Recently I read Charlotte Spencer’s blog post about being a new developer. The entire post is worth a read but this bit jumped out at me:

As a new developer, I don’t care what you are programming in, I just want to know what you’re building. A programming language is just a programming language to me. You’ve got your JavaScripts and your Rubies and Pythons and they all do cool things. I don’t care about semicolons, or tabs over spaces, or why you think npm is the best package manager of all time 2K14. I see these arguments all the time and am perplexed by them.

I am not a new developer and I still don’t care what you’re programming in. I’ve lived through so many changes on the web. I survived the move from tables to CSS. From Web 1.0 to Web 2.0 to whatever the heck we have now. I’ve had to listen to so many pub discussions about “Rails doesn’t scale” when, indeed, Twitter and other large platforms were crashing hourly. And these days I see a new way to “build” HTML, CSS, and JS pop up ever single day.

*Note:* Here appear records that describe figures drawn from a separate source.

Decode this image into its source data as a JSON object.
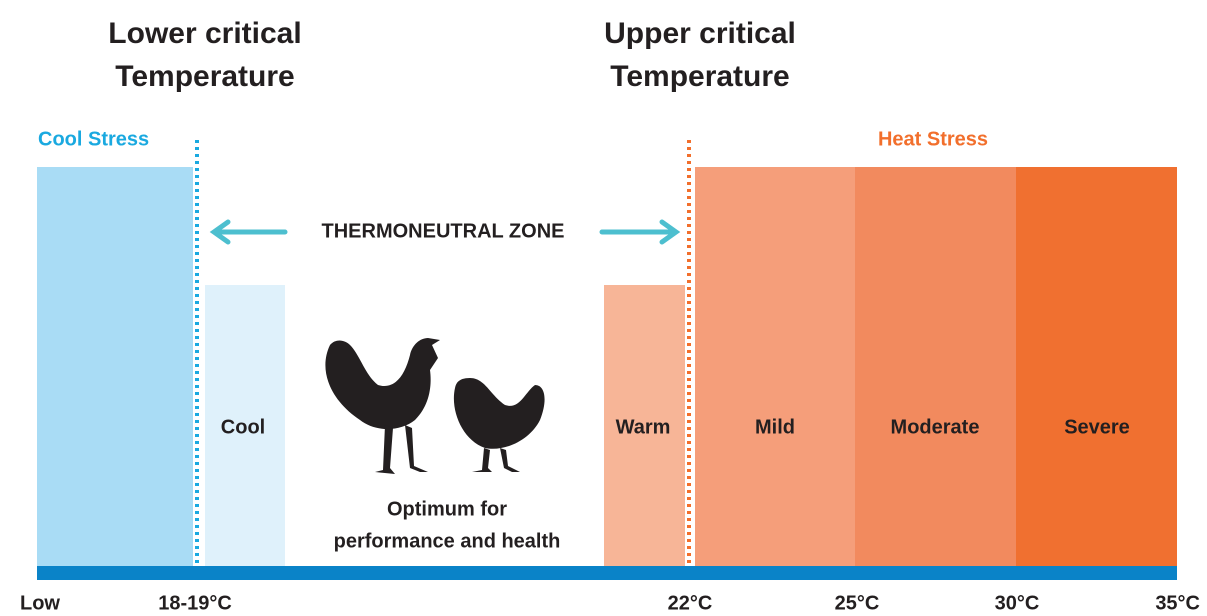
{
  "header": {
    "lower": [
      "Lower critical",
      "Temperature"
    ],
    "upper": [
      "Upper critical",
      "Temperature"
    ]
  },
  "stress": {
    "cool": "Cool Stress",
    "heat": "Heat Stress"
  },
  "thermoneutral": "THERMONEUTRAL ZONE",
  "zones": {
    "cool": "Cool",
    "warm": "Warm",
    "mild": "Mild",
    "moderate": "Moderate",
    "severe": "Severe"
  },
  "optimum": [
    "Optimum for",
    "performance and health"
  ],
  "scale": [
    "Low",
    "18-19°C",
    "22°C",
    "25°C",
    "30°C",
    "35°C"
  ]
}
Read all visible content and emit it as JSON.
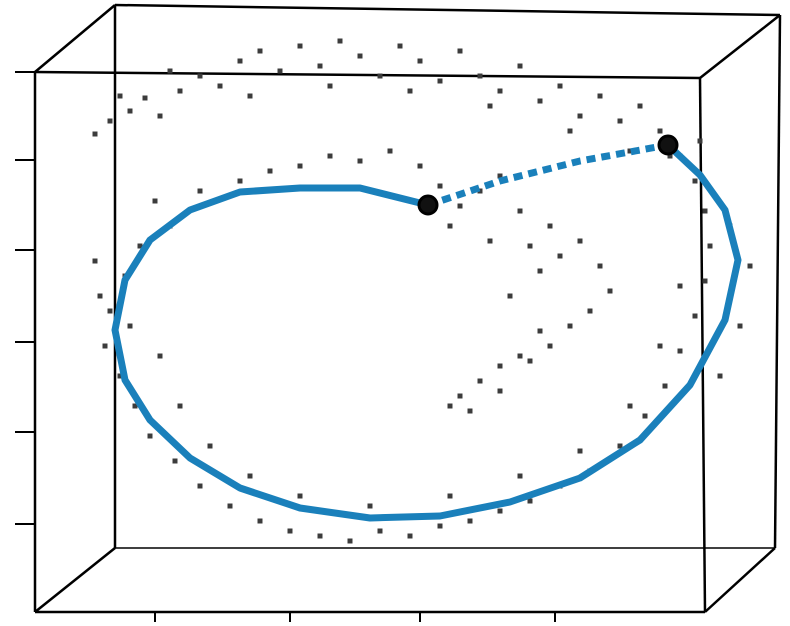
{
  "chart_data": {
    "type": "scatter",
    "xlim": [
      0,
      79
    ],
    "ylim": [
      0,
      62.6
    ],
    "xticks": [
      15.5,
      29,
      42,
      55.5
    ],
    "yticks": [
      10.2,
      19.4,
      28.4,
      37.6,
      46.6,
      55.4
    ],
    "series": [
      {
        "color": "#3c3c3c",
        "style": "points",
        "x": [
          9.5,
          11,
          13,
          14.5,
          16,
          18,
          20,
          22,
          24,
          26,
          28,
          30,
          32,
          34,
          36,
          38,
          40,
          42,
          44,
          46,
          48,
          50,
          52,
          54,
          56,
          58,
          60,
          62,
          64,
          66,
          68,
          70,
          12,
          17,
          25,
          33,
          41,
          49,
          57,
          63,
          24,
          27,
          30,
          33,
          36,
          39,
          42,
          44,
          46,
          48,
          50,
          52,
          55,
          58,
          60,
          61,
          59,
          57,
          54,
          52,
          50,
          48,
          46,
          45,
          47,
          50,
          53,
          55,
          51,
          54,
          56,
          49,
          45,
          43,
          53,
          14,
          12.5,
          11,
          10.5,
          12,
          13.5,
          15,
          17.5,
          20,
          23,
          26,
          29,
          32,
          35,
          38,
          41,
          44,
          47,
          50,
          53,
          56,
          59,
          62,
          64.5,
          66.5,
          68,
          69.5,
          70.5,
          71,
          70.5,
          69.5,
          67,
          73,
          75,
          74,
          72,
          13,
          16,
          18,
          21,
          25,
          30,
          37,
          45,
          52,
          58,
          63,
          66,
          68,
          17,
          15.5,
          20,
          10,
          9.5
        ],
        "y": [
          49.2,
          50.5,
          51.5,
          52.8,
          51,
          53.5,
          55,
          54,
          56.5,
          57.5,
          55.5,
          58,
          56,
          58.5,
          57,
          55,
          58,
          56.5,
          54.5,
          57.5,
          55,
          53.5,
          56,
          52.5,
          54,
          51,
          53,
          50.5,
          52,
          49.5,
          47,
          48.5,
          53,
          55.5,
          53,
          54,
          53.5,
          52,
          49.5,
          47.5,
          44.5,
          45.5,
          46,
          47,
          46.5,
          47.5,
          46,
          44,
          42,
          43.5,
          45,
          41.5,
          40,
          38.5,
          36,
          33.5,
          31.5,
          30,
          29.5,
          27,
          26,
          24.5,
          23,
          22,
          21.5,
          23.5,
          26.5,
          28,
          33,
          35.5,
          37,
          38.5,
          40,
          42,
          38,
          38,
          35,
          31.5,
          28,
          25,
          22,
          19,
          16.5,
          14,
          12,
          10.5,
          9.5,
          9,
          8.5,
          9.5,
          9,
          10,
          10.5,
          11.5,
          12.5,
          14,
          15.5,
          18,
          21,
          24,
          27.5,
          31,
          34.5,
          38,
          41.5,
          44.5,
          47,
          40,
          36,
          30,
          25,
          30,
          27,
          22,
          18,
          15,
          13,
          12,
          13,
          15,
          17.5,
          22,
          28,
          34,
          40,
          42.5,
          43.5,
          33,
          36.5
        ]
      },
      {
        "color": "#1a80bb",
        "style": "solid",
        "x": [
          42.8,
          36,
          30,
          24,
          19,
          15,
          12.5,
          11.5,
          12.5,
          15,
          19,
          24,
          30,
          37,
          44,
          51,
          58,
          64,
          69,
          72.5,
          73.8,
          72.5,
          70,
          66.8
        ],
        "y": [
          42.1,
          43.8,
          43.8,
          43.4,
          41.6,
          38.6,
          34.6,
          29.6,
          24.6,
          20.6,
          16.8,
          13.8,
          11.8,
          10.8,
          11,
          12.4,
          14.8,
          18.6,
          24.1,
          30.6,
          36.6,
          41.6,
          45.1,
          48.1
        ]
      },
      {
        "color": "#1a80bb",
        "style": "dashed",
        "x": [
          42.8,
          50,
          58,
          66.8
        ],
        "y": [
          42.1,
          44.5,
          46.5,
          48.1
        ]
      },
      {
        "color": "#000000",
        "style": "endpoints",
        "x": [
          42.8,
          66.8
        ],
        "y": [
          42.1,
          48.1
        ]
      }
    ]
  }
}
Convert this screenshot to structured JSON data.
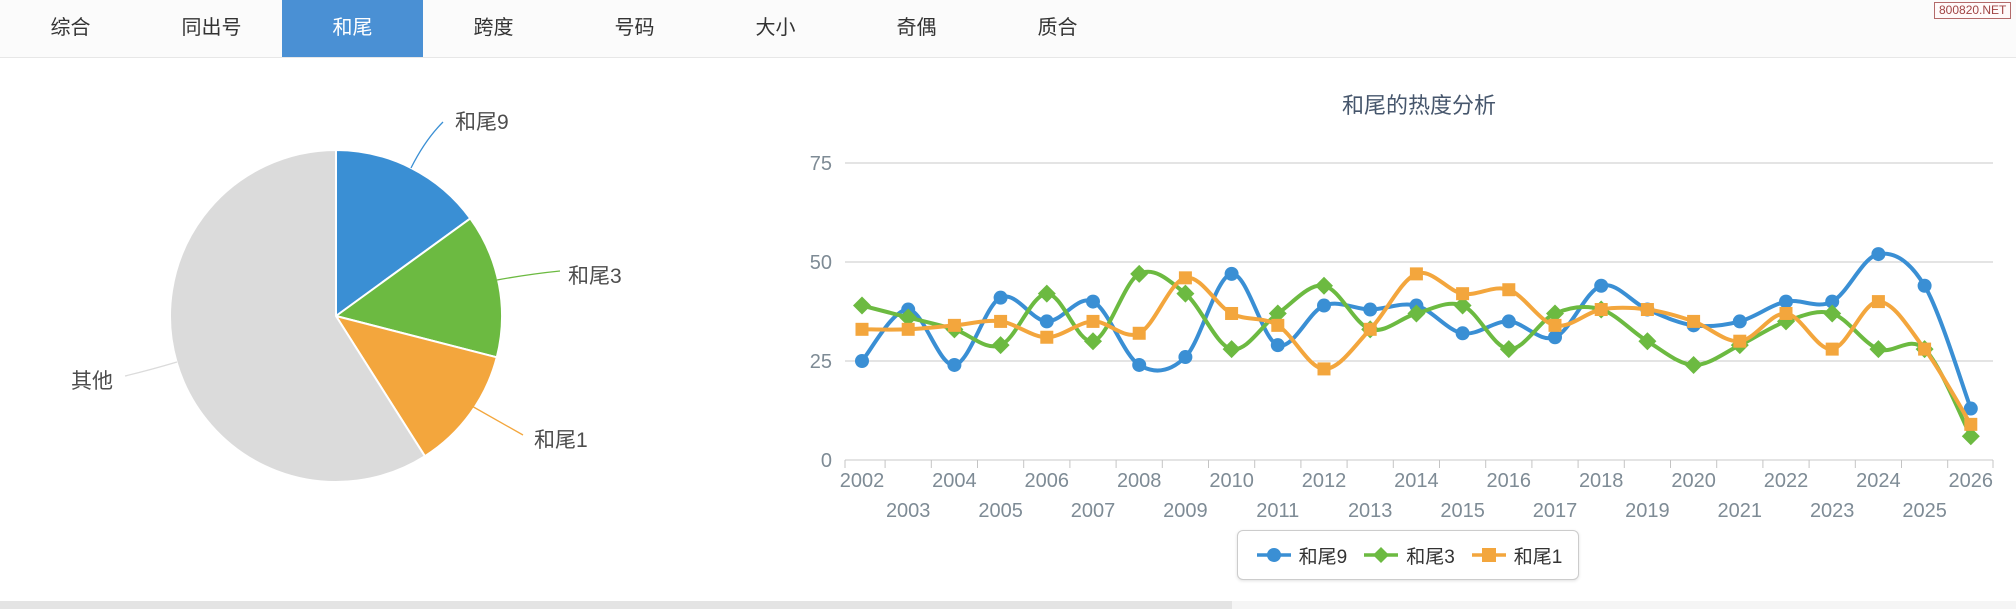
{
  "tabs": [
    {
      "label": "综合",
      "active": false
    },
    {
      "label": "同出号",
      "active": false
    },
    {
      "label": "和尾",
      "active": true
    },
    {
      "label": "跨度",
      "active": false
    },
    {
      "label": "号码",
      "active": false
    },
    {
      "label": "大小",
      "active": false
    },
    {
      "label": "奇偶",
      "active": false
    },
    {
      "label": "质合",
      "active": false
    }
  ],
  "watermark": {
    "text": "800820.NET"
  },
  "colors": {
    "tab_active": "#4A90D4",
    "series_blue": "#3A8FD4",
    "series_green": "#6CBA41",
    "series_orange": "#F3A63D",
    "pie_other_gray": "#DBDBDB"
  },
  "chart_data": [
    {
      "type": "pie",
      "labels": [
        "和尾9",
        "和尾3",
        "和尾1",
        "其他"
      ],
      "values_percent": [
        15,
        14,
        12,
        59
      ],
      "colors": [
        "#3A8FD4",
        "#6CBA41",
        "#F3A63D",
        "#DBDBDB"
      ],
      "start_angle": "12-oclock-clockwise",
      "legend": "none"
    },
    {
      "type": "line",
      "title": "和尾的热度分析",
      "x": [
        2002,
        2003,
        2004,
        2005,
        2006,
        2007,
        2008,
        2009,
        2010,
        2011,
        2012,
        2013,
        2014,
        2015,
        2016,
        2017,
        2018,
        2019,
        2020,
        2021,
        2022,
        2023,
        2024,
        2025,
        2026
      ],
      "ylim": [
        0,
        75
      ],
      "yticks": [
        0,
        25,
        50,
        75
      ],
      "grid": true,
      "legend_position": "bottom",
      "smooth": true,
      "series": [
        {
          "name": "和尾9",
          "color": "#3A8FD4",
          "marker": "circle",
          "values": [
            25,
            38,
            24,
            41,
            35,
            40,
            24,
            26,
            47,
            29,
            39,
            38,
            39,
            32,
            35,
            31,
            44,
            38,
            34,
            35,
            40,
            40,
            52,
            44,
            13
          ]
        },
        {
          "name": "和尾3",
          "color": "#6CBA41",
          "marker": "diamond",
          "values": [
            39,
            36,
            33,
            29,
            42,
            30,
            47,
            42,
            28,
            37,
            44,
            33,
            37,
            39,
            28,
            37,
            38,
            30,
            24,
            29,
            35,
            37,
            28,
            28,
            6
          ]
        },
        {
          "name": "和尾1",
          "color": "#F3A63D",
          "marker": "square",
          "values": [
            33,
            33,
            34,
            35,
            31,
            35,
            32,
            46,
            37,
            34,
            23,
            33,
            47,
            42,
            43,
            34,
            38,
            38,
            35,
            30,
            37,
            28,
            40,
            28,
            9
          ]
        }
      ]
    }
  ]
}
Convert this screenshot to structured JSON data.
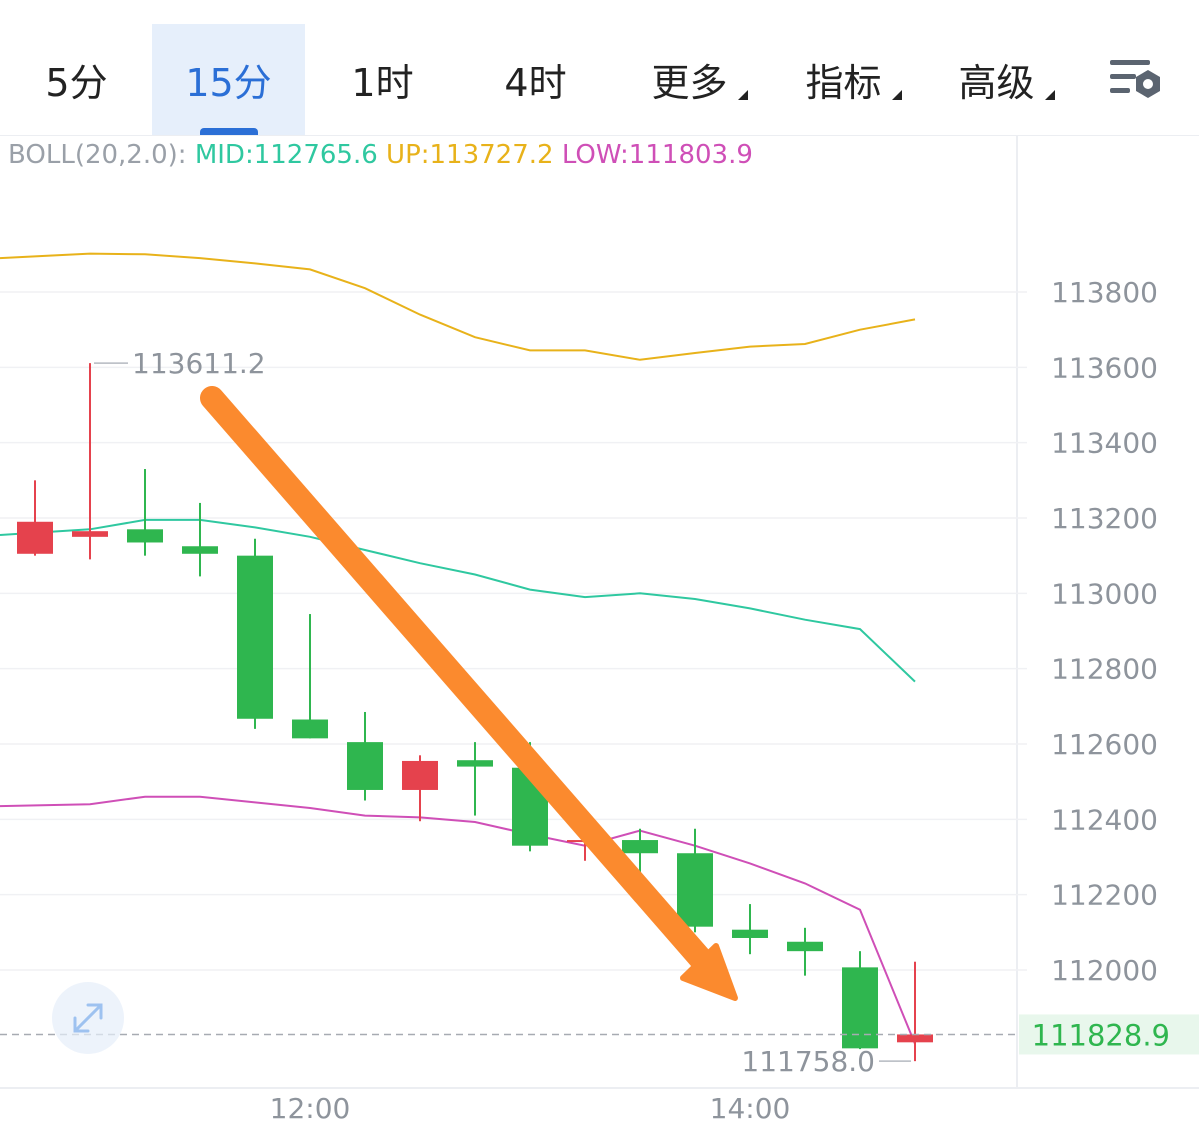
{
  "tabs": [
    {
      "label": "5分",
      "active": false,
      "dropdown": false
    },
    {
      "label": "15分",
      "active": true,
      "dropdown": false
    },
    {
      "label": "1时",
      "active": false,
      "dropdown": false
    },
    {
      "label": "4时",
      "active": false,
      "dropdown": false
    },
    {
      "label": "更多",
      "active": false,
      "dropdown": true
    },
    {
      "label": "指标",
      "active": false,
      "dropdown": true
    },
    {
      "label": "高级",
      "active": false,
      "dropdown": true
    }
  ],
  "settings_icon": "chart-settings-icon",
  "boll": {
    "label": "BOLL(20,2.0):",
    "mid": "MID:112765.6",
    "up": "UP:113727.2",
    "low": "LOW:111803.9"
  },
  "colors": {
    "up": "#e5424d",
    "down": "#2fb64f",
    "mid": "#2fc8a0",
    "upper": "#e8b21a",
    "lower": "#cf4fb7",
    "arrow": "#fb8a2e",
    "price_tag": "#2fb64f"
  },
  "chart_data": {
    "type": "candlestick",
    "y_ticks": [
      113800,
      113600,
      113400,
      113200,
      113000,
      112800,
      112600,
      112400,
      112200,
      112000
    ],
    "x_ticks": [
      "12:00",
      "14:00"
    ],
    "high_label": "113611.2",
    "low_label": "111758.0",
    "current_price": "111828.9",
    "candles": [
      {
        "open": 113105,
        "close": 113190,
        "high": 113300,
        "low": 113100
      },
      {
        "open": 113150,
        "close": 113165,
        "high": 113611.2,
        "low": 113090
      },
      {
        "open": 113170,
        "close": 113135,
        "high": 113330,
        "low": 113100
      },
      {
        "open": 113125,
        "close": 113105,
        "high": 113240,
        "low": 113045
      },
      {
        "open": 113100,
        "close": 112667,
        "high": 113145,
        "low": 112640
      },
      {
        "open": 112665,
        "close": 112615,
        "high": 112945,
        "low": 112615
      },
      {
        "open": 112605,
        "close": 112478,
        "high": 112685,
        "low": 112450
      },
      {
        "open": 112478,
        "close": 112555,
        "high": 112570,
        "low": 112395
      },
      {
        "open": 112557,
        "close": 112540,
        "high": 112605,
        "low": 112410
      },
      {
        "open": 112537,
        "close": 112330,
        "high": 112605,
        "low": 112315
      },
      {
        "open": 112345,
        "close": 112345,
        "high": 112425,
        "low": 112290
      },
      {
        "open": 112345,
        "close": 112310,
        "high": 112375,
        "low": 112200
      },
      {
        "open": 112310,
        "close": 112115,
        "high": 112375,
        "low": 112100
      },
      {
        "open": 112107,
        "close": 112085,
        "high": 112175,
        "low": 112042
      },
      {
        "open": 112075,
        "close": 112050,
        "high": 112112,
        "low": 111985
      },
      {
        "open": 112007,
        "close": 111792,
        "high": 112050,
        "low": 111790
      },
      {
        "open": 111808,
        "close": 111828.9,
        "high": 112022,
        "low": 111758.0
      }
    ],
    "boll_upper": [
      113890,
      113902,
      113900,
      113890,
      113876,
      113860,
      113810,
      113740,
      113680,
      113645,
      113645,
      113620,
      113638,
      113655,
      113662,
      113700,
      113727.2
    ],
    "boll_mid": [
      113155,
      113170,
      113195,
      113195,
      113175,
      113150,
      113115,
      113080,
      113050,
      113010,
      112990,
      113000,
      112985,
      112960,
      112930,
      112905,
      112765.6
    ],
    "boll_lower": [
      112435,
      112440,
      112460,
      112460,
      112445,
      112430,
      112410,
      112405,
      112393,
      112360,
      112330,
      112370,
      112330,
      112283,
      112230,
      112160,
      111803.9
    ]
  }
}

I don’t care. I do like that I have options for doing my work. Different tools and methods and frameworks to help me accomplish my goals quicker. That’s just fine. However, the ferocity of some of the discussions about how one language or framework or process is better than another seems counterproductive. I almost never take part.

I don’t care if your app is written in Obj-C or Swift, PHP or Ruby, Node or Angular. I take little notice in the latest framework-name-here-dot-jay-ess that is currently at the top of the list on Hacker News. What I do care about is what you’re making! What is it? How will it help me or anyone else? Why does it exist?

I believe the what is more interesting than the how.